The other night, I sent my boys to bed at seven pm.
After a rough night with them I just needed them....to go to bed.
When I went to bed, I covered my head with my pillow and prayed for a better tomorrow.
It was only eight pm.
How do I go from waiting excitedly for them to get home from school to being exhausted and frazzled so quickly?
They had come home on a bright sun shiny day. Beautiful weather. The house was spotlessly clean.
I had waited for them to get here so we could make cookies. The three youngest helped me mix them up and were super happy to eat some dough and fill the cookie sheets.
S1 was out checking his trap line and couldn't wait to get in to get a warm cookie from the oven.
An idyllic wonderful day. A blog post was forming already in my head....

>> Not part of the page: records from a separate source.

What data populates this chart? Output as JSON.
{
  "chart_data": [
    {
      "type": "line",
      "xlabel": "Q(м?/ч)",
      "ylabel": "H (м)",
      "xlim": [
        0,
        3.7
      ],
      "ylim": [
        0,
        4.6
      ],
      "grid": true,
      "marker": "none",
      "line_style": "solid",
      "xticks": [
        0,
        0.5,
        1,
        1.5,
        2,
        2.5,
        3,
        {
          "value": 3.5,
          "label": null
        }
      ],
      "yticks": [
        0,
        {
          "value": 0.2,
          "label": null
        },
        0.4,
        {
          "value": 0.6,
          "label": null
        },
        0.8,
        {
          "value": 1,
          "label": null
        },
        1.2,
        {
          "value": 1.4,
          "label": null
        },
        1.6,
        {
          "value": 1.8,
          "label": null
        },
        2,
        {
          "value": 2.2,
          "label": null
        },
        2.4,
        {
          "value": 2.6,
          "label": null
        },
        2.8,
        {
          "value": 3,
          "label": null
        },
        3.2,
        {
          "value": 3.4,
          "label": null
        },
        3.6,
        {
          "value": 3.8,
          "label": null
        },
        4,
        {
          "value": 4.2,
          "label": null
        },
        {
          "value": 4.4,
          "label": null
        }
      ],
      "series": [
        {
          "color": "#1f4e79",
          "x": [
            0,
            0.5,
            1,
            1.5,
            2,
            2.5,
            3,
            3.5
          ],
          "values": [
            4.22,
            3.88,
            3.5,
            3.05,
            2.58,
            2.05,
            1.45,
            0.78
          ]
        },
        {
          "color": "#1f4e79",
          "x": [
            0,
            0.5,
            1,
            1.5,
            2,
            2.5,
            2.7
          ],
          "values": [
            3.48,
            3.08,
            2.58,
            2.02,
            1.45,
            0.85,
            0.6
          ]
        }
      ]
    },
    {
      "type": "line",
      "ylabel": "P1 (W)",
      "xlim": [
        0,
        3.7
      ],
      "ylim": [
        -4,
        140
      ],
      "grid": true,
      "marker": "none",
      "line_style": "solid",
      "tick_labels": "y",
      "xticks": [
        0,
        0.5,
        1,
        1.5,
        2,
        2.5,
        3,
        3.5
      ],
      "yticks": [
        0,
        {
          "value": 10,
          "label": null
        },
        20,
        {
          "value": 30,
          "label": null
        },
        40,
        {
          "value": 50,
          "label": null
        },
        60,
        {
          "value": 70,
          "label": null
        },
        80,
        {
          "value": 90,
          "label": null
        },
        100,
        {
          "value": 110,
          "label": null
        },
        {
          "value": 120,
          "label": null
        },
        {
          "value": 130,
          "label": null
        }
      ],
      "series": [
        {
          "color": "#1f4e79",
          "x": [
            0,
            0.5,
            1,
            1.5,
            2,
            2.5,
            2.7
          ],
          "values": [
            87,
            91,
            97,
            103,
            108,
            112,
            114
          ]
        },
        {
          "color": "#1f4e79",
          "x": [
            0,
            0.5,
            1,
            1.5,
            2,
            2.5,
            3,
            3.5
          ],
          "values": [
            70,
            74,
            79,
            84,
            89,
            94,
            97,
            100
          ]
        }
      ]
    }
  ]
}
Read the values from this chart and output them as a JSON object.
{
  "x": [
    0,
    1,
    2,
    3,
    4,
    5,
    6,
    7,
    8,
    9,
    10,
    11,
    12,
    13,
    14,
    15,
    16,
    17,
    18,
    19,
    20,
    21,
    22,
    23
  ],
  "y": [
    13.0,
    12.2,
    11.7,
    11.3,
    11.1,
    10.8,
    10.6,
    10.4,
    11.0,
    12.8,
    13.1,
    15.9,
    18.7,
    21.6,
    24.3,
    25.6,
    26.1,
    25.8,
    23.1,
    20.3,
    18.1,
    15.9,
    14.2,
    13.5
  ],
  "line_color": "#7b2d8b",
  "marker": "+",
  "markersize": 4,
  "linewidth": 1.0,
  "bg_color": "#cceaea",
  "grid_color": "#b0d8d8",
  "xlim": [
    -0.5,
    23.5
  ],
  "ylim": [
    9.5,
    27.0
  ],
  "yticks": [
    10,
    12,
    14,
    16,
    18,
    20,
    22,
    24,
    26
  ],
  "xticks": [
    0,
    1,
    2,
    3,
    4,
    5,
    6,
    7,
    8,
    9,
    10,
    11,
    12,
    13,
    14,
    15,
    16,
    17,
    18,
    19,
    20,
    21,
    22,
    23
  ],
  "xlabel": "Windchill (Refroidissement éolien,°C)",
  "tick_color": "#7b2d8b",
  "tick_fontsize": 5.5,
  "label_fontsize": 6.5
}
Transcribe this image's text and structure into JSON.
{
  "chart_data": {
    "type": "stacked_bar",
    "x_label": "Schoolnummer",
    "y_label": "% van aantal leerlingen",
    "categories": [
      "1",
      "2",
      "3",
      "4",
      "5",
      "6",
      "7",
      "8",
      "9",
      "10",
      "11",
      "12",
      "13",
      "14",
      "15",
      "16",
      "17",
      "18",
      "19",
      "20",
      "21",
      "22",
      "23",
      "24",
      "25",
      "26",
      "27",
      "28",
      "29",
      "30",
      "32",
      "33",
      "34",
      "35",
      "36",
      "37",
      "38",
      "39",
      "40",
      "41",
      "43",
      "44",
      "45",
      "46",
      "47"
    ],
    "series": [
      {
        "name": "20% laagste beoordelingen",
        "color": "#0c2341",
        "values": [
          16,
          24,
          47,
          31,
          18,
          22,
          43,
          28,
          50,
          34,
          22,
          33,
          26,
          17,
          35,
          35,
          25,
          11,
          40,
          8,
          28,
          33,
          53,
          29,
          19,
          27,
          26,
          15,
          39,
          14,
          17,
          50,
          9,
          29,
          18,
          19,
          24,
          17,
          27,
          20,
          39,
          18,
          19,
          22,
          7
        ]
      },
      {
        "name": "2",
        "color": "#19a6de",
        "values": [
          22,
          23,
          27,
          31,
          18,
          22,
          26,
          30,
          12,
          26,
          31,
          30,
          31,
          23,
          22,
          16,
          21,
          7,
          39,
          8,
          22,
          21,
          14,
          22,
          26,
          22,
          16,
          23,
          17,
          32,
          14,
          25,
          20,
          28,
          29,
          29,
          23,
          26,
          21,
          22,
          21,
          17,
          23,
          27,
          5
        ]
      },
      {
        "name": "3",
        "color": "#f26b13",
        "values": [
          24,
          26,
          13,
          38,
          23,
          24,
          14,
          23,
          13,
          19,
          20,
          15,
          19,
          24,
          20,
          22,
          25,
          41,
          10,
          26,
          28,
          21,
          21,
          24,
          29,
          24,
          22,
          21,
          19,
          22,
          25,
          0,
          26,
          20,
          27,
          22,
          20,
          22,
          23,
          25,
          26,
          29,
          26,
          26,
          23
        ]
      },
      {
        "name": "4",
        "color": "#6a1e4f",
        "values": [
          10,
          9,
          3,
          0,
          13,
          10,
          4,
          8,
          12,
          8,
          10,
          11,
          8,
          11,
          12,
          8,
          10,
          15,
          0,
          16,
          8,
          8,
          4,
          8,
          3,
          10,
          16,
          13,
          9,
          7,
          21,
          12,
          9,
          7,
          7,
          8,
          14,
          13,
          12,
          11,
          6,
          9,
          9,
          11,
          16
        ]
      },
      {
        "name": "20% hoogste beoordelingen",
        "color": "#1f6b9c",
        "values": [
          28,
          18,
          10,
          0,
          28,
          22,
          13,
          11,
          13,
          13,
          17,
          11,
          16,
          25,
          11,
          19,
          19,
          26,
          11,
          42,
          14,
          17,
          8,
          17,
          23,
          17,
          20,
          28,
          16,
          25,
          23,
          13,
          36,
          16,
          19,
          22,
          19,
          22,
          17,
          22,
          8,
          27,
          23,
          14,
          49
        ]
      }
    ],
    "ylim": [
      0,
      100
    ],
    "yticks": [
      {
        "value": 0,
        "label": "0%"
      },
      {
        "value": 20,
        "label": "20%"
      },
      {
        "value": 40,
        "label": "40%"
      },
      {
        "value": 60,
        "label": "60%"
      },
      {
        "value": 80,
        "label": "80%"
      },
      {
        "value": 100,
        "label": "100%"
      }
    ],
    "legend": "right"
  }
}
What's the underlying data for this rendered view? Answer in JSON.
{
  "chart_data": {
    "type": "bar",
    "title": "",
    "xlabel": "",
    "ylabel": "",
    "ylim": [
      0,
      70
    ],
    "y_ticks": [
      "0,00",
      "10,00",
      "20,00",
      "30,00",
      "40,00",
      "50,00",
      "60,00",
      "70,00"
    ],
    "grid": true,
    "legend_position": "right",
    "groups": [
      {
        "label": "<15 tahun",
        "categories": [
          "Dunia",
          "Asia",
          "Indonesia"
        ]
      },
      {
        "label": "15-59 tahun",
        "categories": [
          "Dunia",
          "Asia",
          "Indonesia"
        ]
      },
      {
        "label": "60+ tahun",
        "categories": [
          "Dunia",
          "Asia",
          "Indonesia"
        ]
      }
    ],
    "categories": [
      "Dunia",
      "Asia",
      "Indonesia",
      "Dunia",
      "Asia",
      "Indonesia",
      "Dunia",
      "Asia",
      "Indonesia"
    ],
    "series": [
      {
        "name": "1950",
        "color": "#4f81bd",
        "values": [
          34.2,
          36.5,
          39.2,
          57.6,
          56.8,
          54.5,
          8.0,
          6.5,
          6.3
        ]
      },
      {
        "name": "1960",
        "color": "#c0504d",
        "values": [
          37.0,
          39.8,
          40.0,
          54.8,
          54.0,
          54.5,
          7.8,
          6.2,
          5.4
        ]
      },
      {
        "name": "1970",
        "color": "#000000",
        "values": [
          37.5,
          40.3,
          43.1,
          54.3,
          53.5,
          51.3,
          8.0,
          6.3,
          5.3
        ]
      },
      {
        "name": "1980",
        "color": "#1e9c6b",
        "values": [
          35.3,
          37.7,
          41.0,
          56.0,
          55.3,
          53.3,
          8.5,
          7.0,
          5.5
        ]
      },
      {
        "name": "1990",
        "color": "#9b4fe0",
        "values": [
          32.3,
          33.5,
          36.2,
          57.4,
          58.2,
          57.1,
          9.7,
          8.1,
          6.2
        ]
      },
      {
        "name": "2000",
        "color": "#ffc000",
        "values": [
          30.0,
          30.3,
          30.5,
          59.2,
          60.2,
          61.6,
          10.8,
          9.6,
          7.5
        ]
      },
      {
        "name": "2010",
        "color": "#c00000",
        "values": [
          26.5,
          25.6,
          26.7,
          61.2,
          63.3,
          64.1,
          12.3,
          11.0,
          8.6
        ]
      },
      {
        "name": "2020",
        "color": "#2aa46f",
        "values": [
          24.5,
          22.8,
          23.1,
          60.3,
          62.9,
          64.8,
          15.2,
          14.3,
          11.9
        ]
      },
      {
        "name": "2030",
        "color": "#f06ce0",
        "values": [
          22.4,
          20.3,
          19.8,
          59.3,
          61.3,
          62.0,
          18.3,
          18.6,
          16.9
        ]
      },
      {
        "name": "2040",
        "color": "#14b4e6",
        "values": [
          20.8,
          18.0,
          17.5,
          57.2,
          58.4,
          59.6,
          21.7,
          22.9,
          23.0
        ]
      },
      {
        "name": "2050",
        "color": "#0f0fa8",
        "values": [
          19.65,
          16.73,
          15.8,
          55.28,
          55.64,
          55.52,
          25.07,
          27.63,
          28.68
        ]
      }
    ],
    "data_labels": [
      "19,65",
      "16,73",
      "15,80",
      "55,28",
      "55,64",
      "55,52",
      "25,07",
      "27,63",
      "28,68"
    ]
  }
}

But instead of playing, they were already squealing. "Stop!"
"I'm gonna tell!"
It went down hill fast.
By the time dinner was on the table, I was fried. I had helped with three boys homework, read two books to the youngest son, walked into the living room to find I couldn't even see the floor anymore so I just walked out, the dishwasher chose that night to break - completely - and my husband claimed I was in a "grouchy mood."
And I was.
I had just turned into mean mom and hollered to "clean up the living room.!"
"Just don't speak to your brother!"
"I TOLD YOU to SET THE TABLE!"
And so they were sent to bed at seven.
I knew S1 still would be up doing homework but I didn't stay up with him. I didn't care when I heard S3 and S4 running across the upstairs floor or coming down for the fifth drink of water and sixth pee.
I just covered my head with my pillow and pretended to sleep. I prayed tomorrow would be better.
I love my life to pieces, you all know this.
But there are times when my stress level, on a scale of 1 to 10, is high. The last couple of weeks it's at about a nine. And while I still find lots of reasons to find the silliness in the mundane...I thought I would just throw this out there to you all.
I'm just being honest.
Sometimes, being a wife and mom is tough.
Anyone else out there know what I mean?